Незнакомец поежился, теснее прижался к столбу, помолчал немного и сказал тихо:
— Зачем уходить. Правду вам, ваше благородие, мало кто скажет. А вы послушайте, может, я вам что и полезное скажу. От другого не услышите, а услышите от меня, может кое-что и задумаете новое. Я бы и помолчал, да молчать ведь тоже неинтересно. А и ночь-то больно жуткая. Ведь то, товарищ, надо иметь в виду, что все это просто гипноз и обман простого народа для того, чтобы держать его в рабстве. Вот было освободительное движение. Вы слыхали, конечно, как убили Государя Александра II. Ну разве можно так? Исподтишка, на глухой улице… Разбили карету, а тут сани. Усадили Государя в сани и увезли во дворец. Кровь на снегу осталась. Часовых приставили. Святая, мол, кровь. Цветов нанесли, икон, золота, серебра — ну и, конечно, ничего не вышло. Царь — мученик. Я мальчиком был, ходил смотреть. Так тоже чувство эдакое испытывал на манер святости или страха какого. Да… Ну, а народ-то он и взрослый, как дети. Ах, не так надо, не так. Надо так, чтобы показать только, что все это обман. Ну вот, к примеру, завтра, на параде, когда все будут держать ружья на караул и не сметь будут дышать, выйдет из строя один солдат… Смелый… Ведь их-то, смелых, таких, что на верную смерть шли, много и даже очень много… Возьмет ружье наизготовку и выстрелит в Государя. Ну пусть его хоть на части разорвут потом. Да ведь то потом, а дело-то сделано будет. Ведь тогда — аминь — вместо Помазанника Божия труп в грязи и пыли и всенародно, понимаете, всенародно! Потом уже не убедишь других, что этого нельзя. Кончено.
— Кто же вы и почему вы так говорите? — сдерживая свое волнение, спросил Саблин. — Потому ли, что вы так же, как и мы, все боитесь и трепещите за священную особу Государя Императора, или потому, что вы из этих страшных людей. Вы понимаете, как вы рискуете тогда!
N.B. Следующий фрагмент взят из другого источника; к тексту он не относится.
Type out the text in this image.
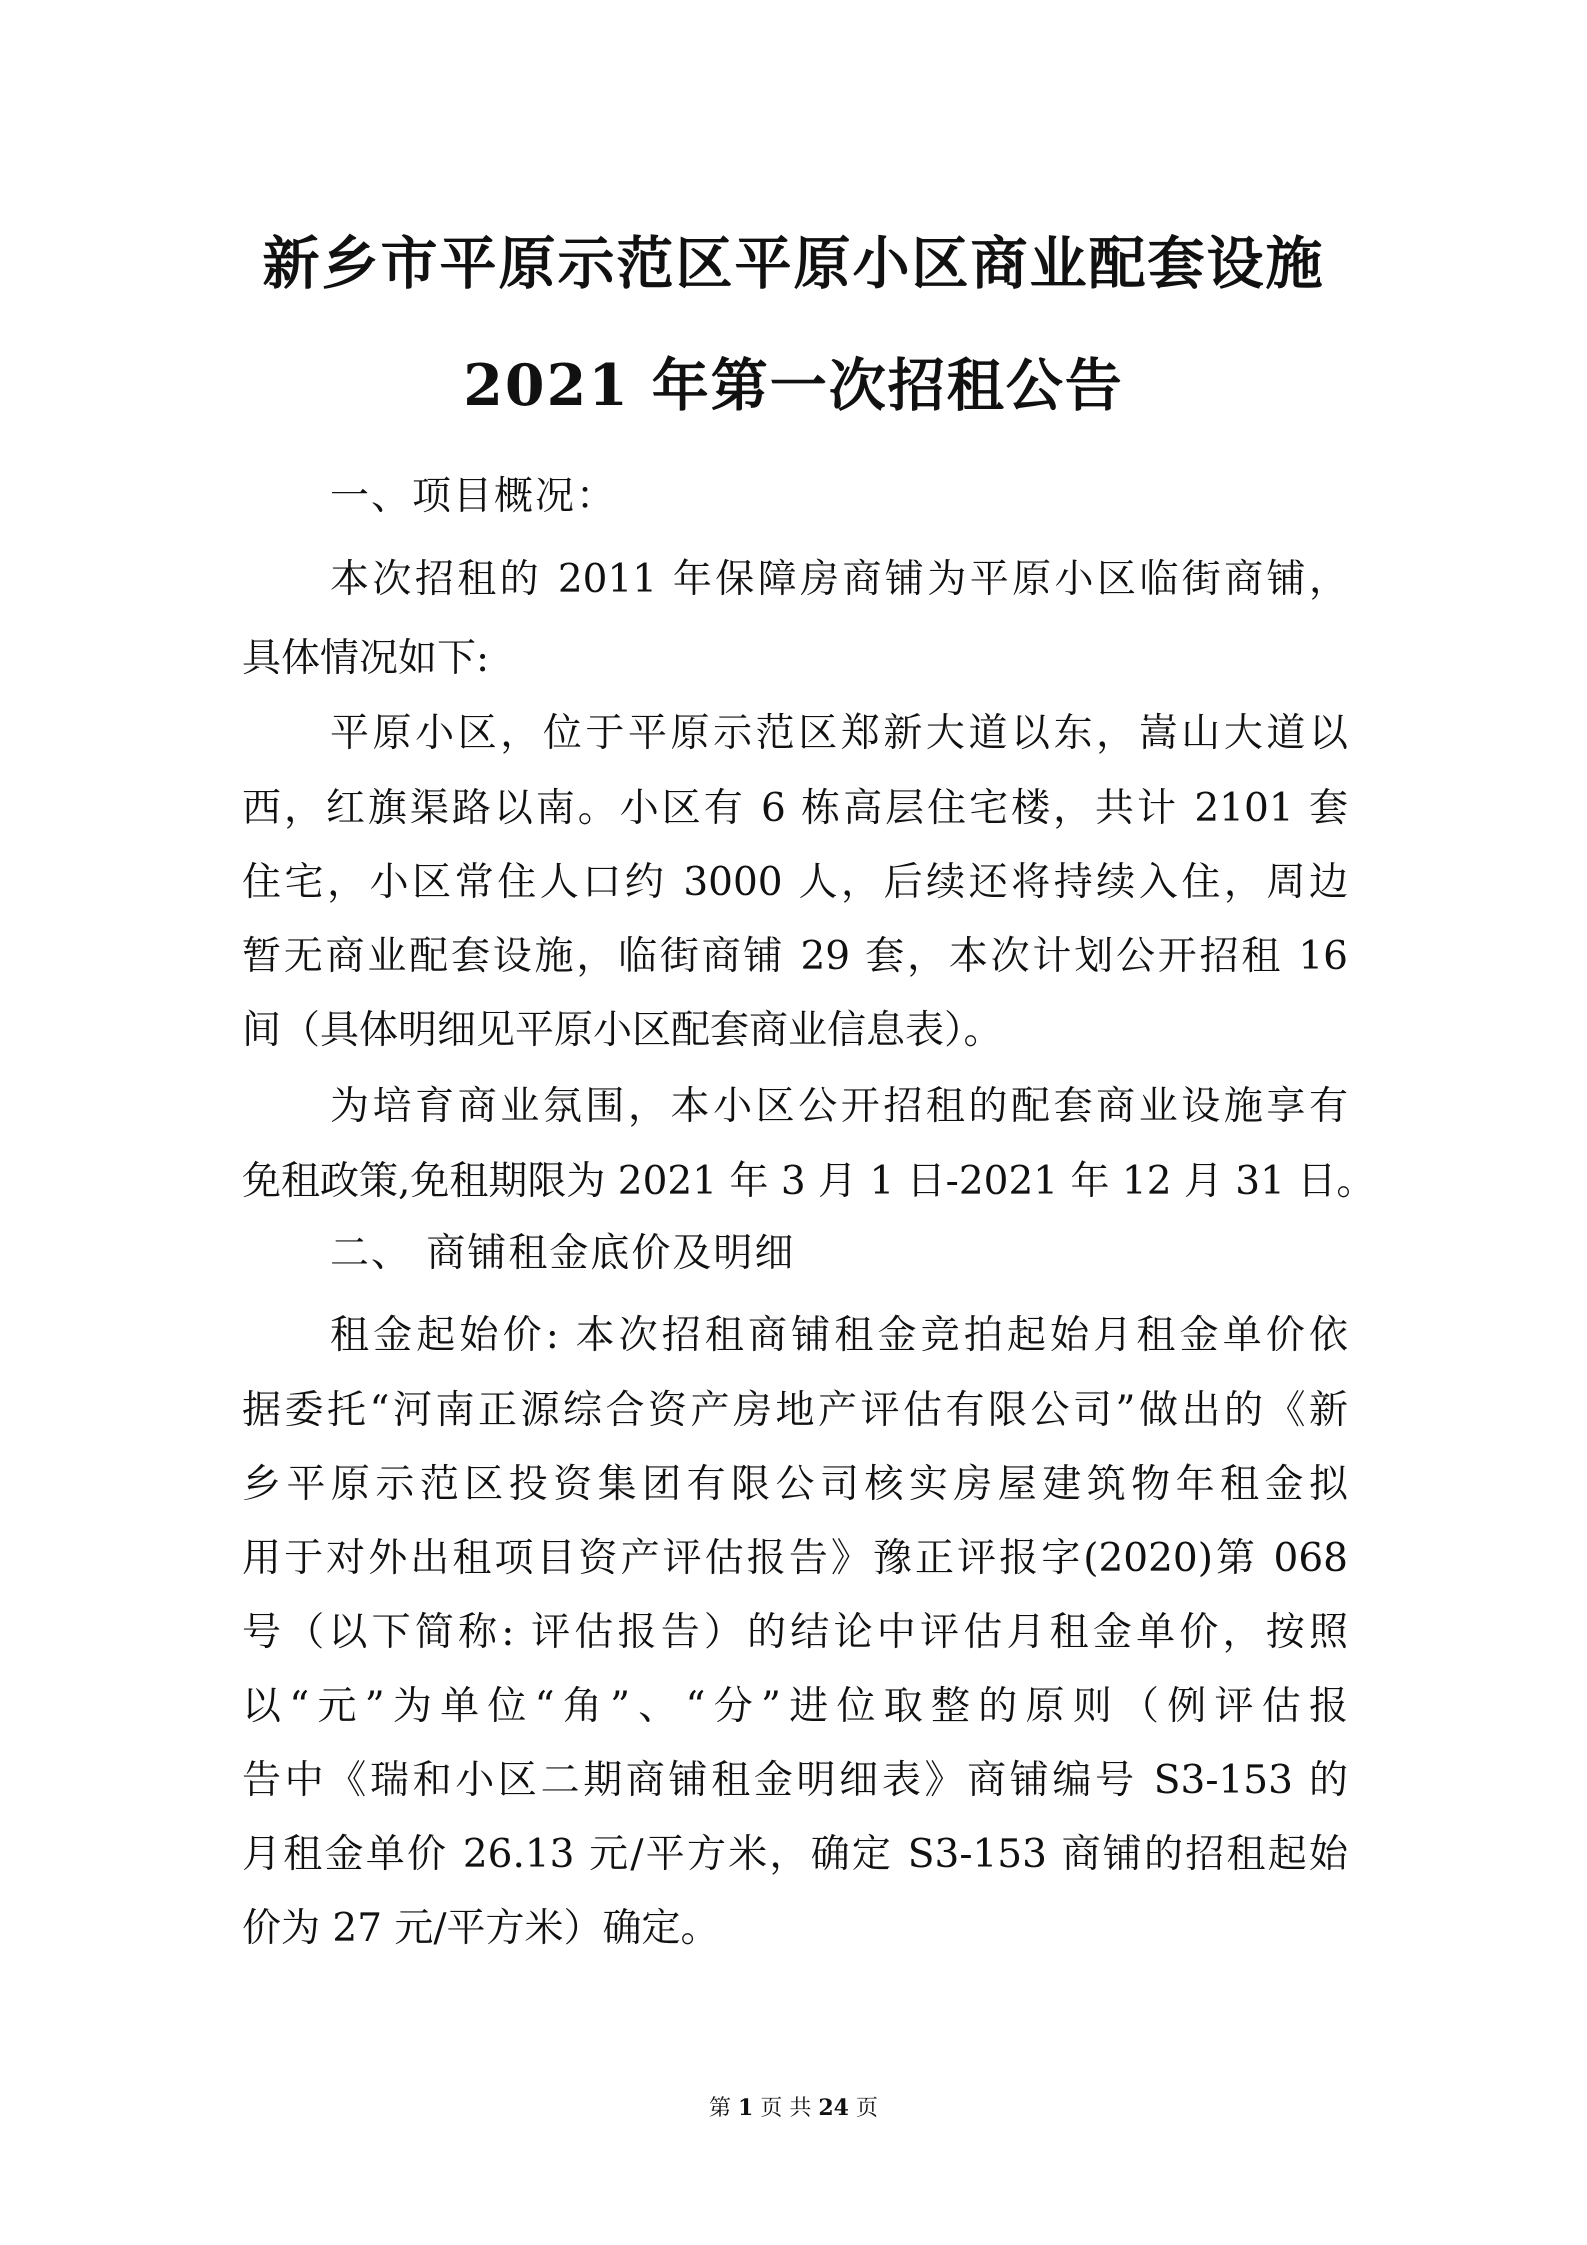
新乡市平原示范区平原小区商业配套设施
2021 年第一次招租公告
一、项目概况：
本次招租的 2011 年保障房商铺为平原小区临街商铺，
具体情况如下:
平原小区，位于平原示范区郑新大道以东，嵩山大道以
西，红旗渠路以南。小区有 6 栋高层住宅楼，共计 2101 套
住宅，小区常住人口约 3000 人，后续还将持续入住，周边
暂无商业配套设施，临街商铺 29 套，本次计划公开招租 16
间（具体明细见平原小区配套商业信息表）。
为培育商业氛围，本小区公开招租的配套商业设施享有
免租政策,免租期限为 2021 年 3 月 1 日-2021 年 12 月 31 日。
二、 商铺租金底价及明细
租金起始价: 本次招租商铺租金竞拍起始月租金单价依
据委托“河南正源综合资产房地产评估有限公司”做出的《新
乡平原示范区投资集团有限公司核实房屋建筑物年租金拟
用于对外出租项目资产评估报告》豫正评报字(2020)第 068
号（以下简称: 评估报告）的结论中评估月租金单价，按照
以“元”为单位“角”、“分”进位取整的原则（例评估报
告中《瑞和小区二期商铺租金明细表》商铺编号 S3-153 的
月租金单价 26.13 元/平方米，确定 S3-153 商铺的招租起始
价为 27 元/平方米）确定。
第 1 页 共 24 页
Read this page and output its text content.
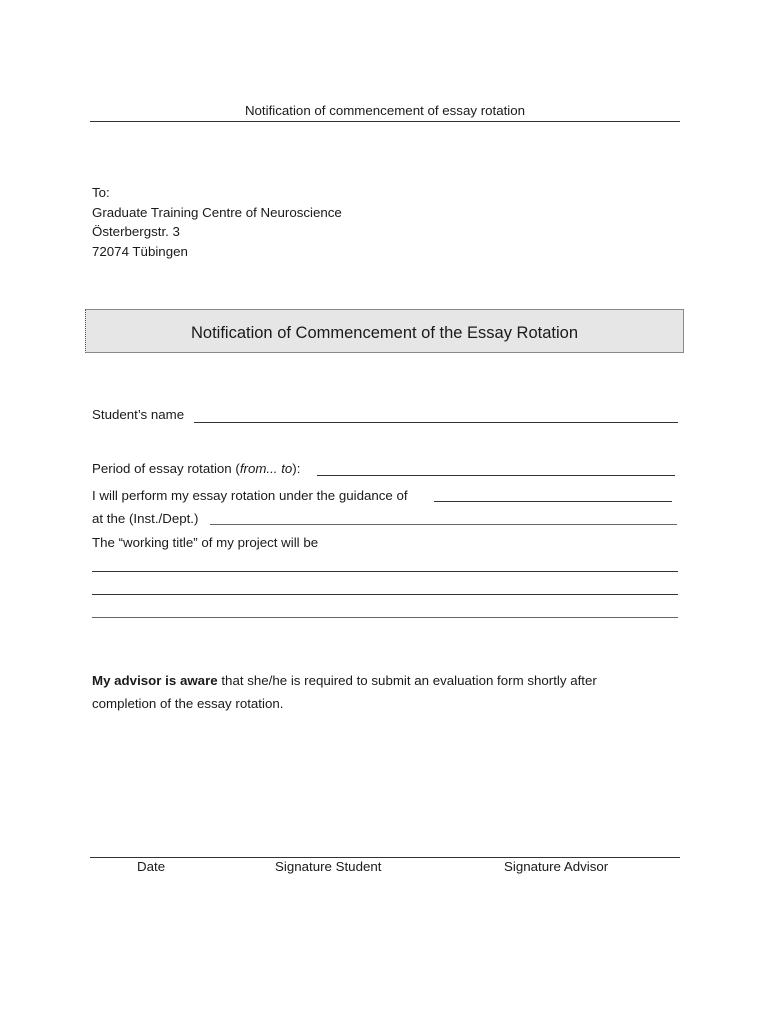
Notification of commencement of essay rotation
To:
Graduate Training Centre of Neuroscience
Österbergstr. 3
72074 Tübingen
Notification of Commencement of the Essay Rotation
Student’s name
Period of essay rotation (from... to):
I will perform my essay rotation under the guidance of
at the (Inst./Dept.)
The “working title” of my project will be
My advisor is aware that she/he is required to submit an evaluation form shortly after
completion of the essay rotation.
Date	Signature Student	Signature Advisor
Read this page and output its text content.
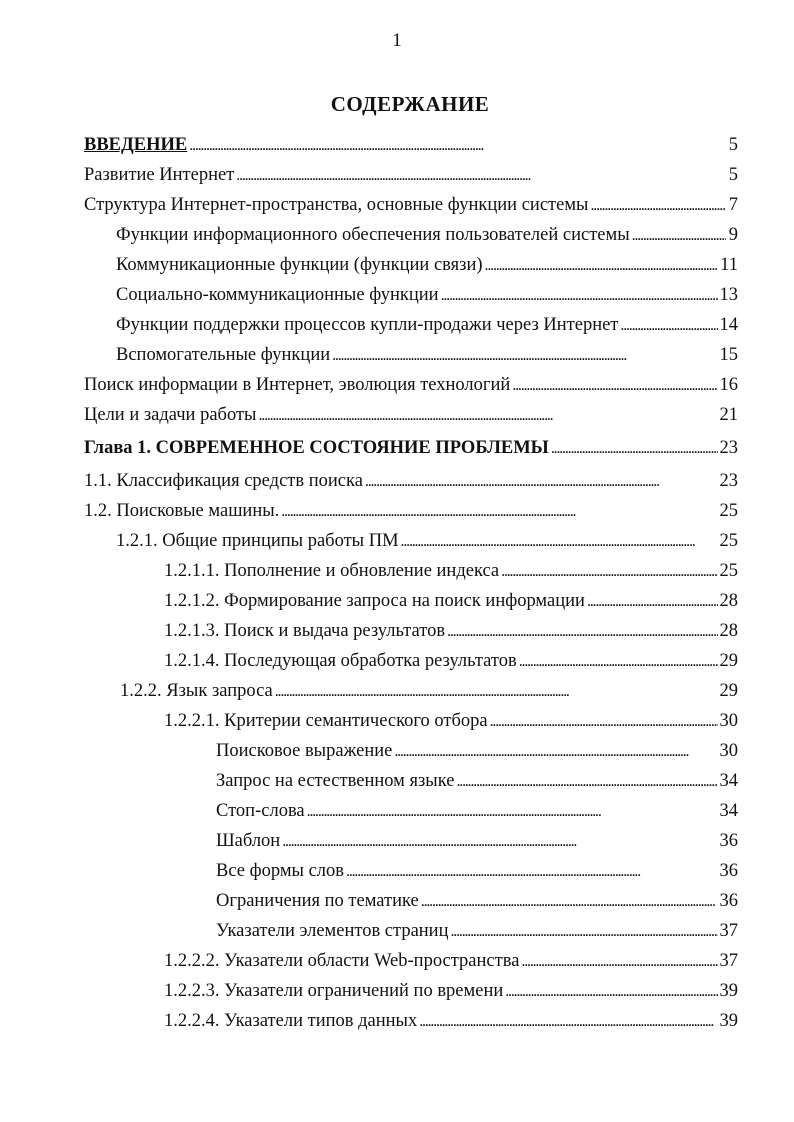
1
СОДЕРЖАНИЕ
ВВЕДЕНИЕ . . .	5
Развитие Интернет . . .	5
Структура Интернет-пространства, основные функции системы . . .	7
Функции информационного обеспечения пользователей системы . . .	9
Коммуникационные функции (функции связи) . . .	11
Социально-коммуникационные функции . . .	13
Функции поддержки процессов купли-продажи через Интернет . . .	14
Вспомогательные функции . . .	15
Поиск информации в Интернет, эволюция технологий . . .	16
Цели и задачи работы . . .	21
Глава 1. СОВРЕМЕННОЕ СОСТОЯНИЕ ПРОБЛЕМЫ . . .	23
1.1. Классификация средств поиска . . .	23
1.2. Поисковые машины. . . .	25
1.2.1. Общие принципы работы ПМ . . .	25
1.2.1.1. Пополнение и обновление индекса . . .	25
1.2.1.2. Формирование запроса на поиск информации . . .	28
1.2.1.3. Поиск и выдача результатов . . .	28
1.2.1.4. Последующая обработка результатов . . .	29
1.2.2. Язык запроса . . .	29
1.2.2.1. Критерии семантического отбора . . .	30
Поисковое выражение . . .	30
Запрос на естественном языке . . .	34
Стоп-слова . . .	34
Шаблон . . .	36
Все формы слов . . .	36
Ограничения по тематике . . .	36
Указатели элементов страниц . . .	37
1.2.2.2. Указатели области Web-пространства . . .	37
1.2.2.3. Указатели ограничений по времени . . .	39
1.2.2.4. Указатели типов данных . . .	39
— Ах, товарищ… Ну что? — арестуйте меня. Я вам душу свою изливаю, потому что ведь ночка-то эта томит, ведь тянет на откровенность. Ну, как хотите. А только я так думаю, что все ваше царство земное на песке построено. Дунет ветер, понесет пески и развалится все. Вот опять, к примеру, завтра… Да… Вдруг все ваши правильные квадраты войск, батальонные и полковые колонны расстроятся, сойдут с места, перебьют офицеров и разойдутся по всему полю и вместо великолепного парада будет страшная вооруженная толпа, к которой жутко подойти. Ведь все это придумано, что этого нельзя. Да — одному нельзя, а всем? Всем можно, все-то ведь сила и вот, когда все этого захотят, так их не испугаешь. Никто не поверит, что Царь — избранник Божий, Богом помазанный — а много ли надо? Вот только чтобы завтра дождь пошел или там кто-либо смелый нашелся. И не уследишь за ним. Знаете ли вы их, солдат своих, что у них на уме? Слушают, слушают… а ведь численно и порознь физически-то они много сильнее вас будут. Так-то, товарищ.
Саблин встал.
— Кто вы? — задыхаясь, воскликнул он. — Как смеете вы… Я вас! Темная фигура отделилась от столба и, пригнувшись, пустилась бежать по шоссе.
— Стой! — крикнул Саблин.
Но в это мгновение страшный вихрь внезапно налетел на землю, затрепетала всеми листами своими громадная береза, молния прорезала небо сверху донизу и сейчас же громовой удар загрохотал над головою. При свете молнии Саблину показалось, что он узнал прохожего.
— Любовин! — крикнул он.
Но хаос подхватил его. Небо гремело громовыми раскатами, и вдруг хлынул холодный ливень. Он до последней нитки рубахи промочил Саблина, налетавшие вихри хватали его за ноги и мешали ему идти, вода, пенясь и сверкая при блеске молнии, пузырями, потоками неслась по скату шоссе. Молния сверкала за молнией. Они иногда по две, по три сразу, пучками прорезывали черное небо, и тогда вдруг на секунду выявлялась вся улица Красного Села, березы по сторонам шоссе, кипящие водою канавы, бараки за ними и промокший насквозь в шинели, кажущейся черной, дневальный под пестрым деревянным грибом, и сейчас же страшные раскаты грома, небо опрокидывалось на землю, мрак скрывал все, и только вода сверкала крупными вспыхивающими по ней пузырями, да сильными толстыми струями бил и сек по лицу, по груди и по ногам косой дождь, гонимый яростным вихрем. Было не до Любовина или иного незнакомца, было не до гоньбы за ними. Саблин добежал до своей избы и тут одумался, стряхнулся, тихо, оставляя за собою лужи воды, прошел в горницу, зажег свечу и, не будя денщика, спавшего за перегородкой, с трудом стянул с себя промокший китель, рейтузы, белье, обтерся мохнатым полотенцем и голый кинулся под свое одеяло. У противоположной стены храпел безмятежным крепким сном Ротбек. Саблин взглянул на часы. Было три часа утра. Гроза уходила к Гатчине, реже сверкали молнии, дальше гремел гром, вихри стихли, и только ровный методичный дождь бил по крыше и шумел по листьям берез и лужам садика.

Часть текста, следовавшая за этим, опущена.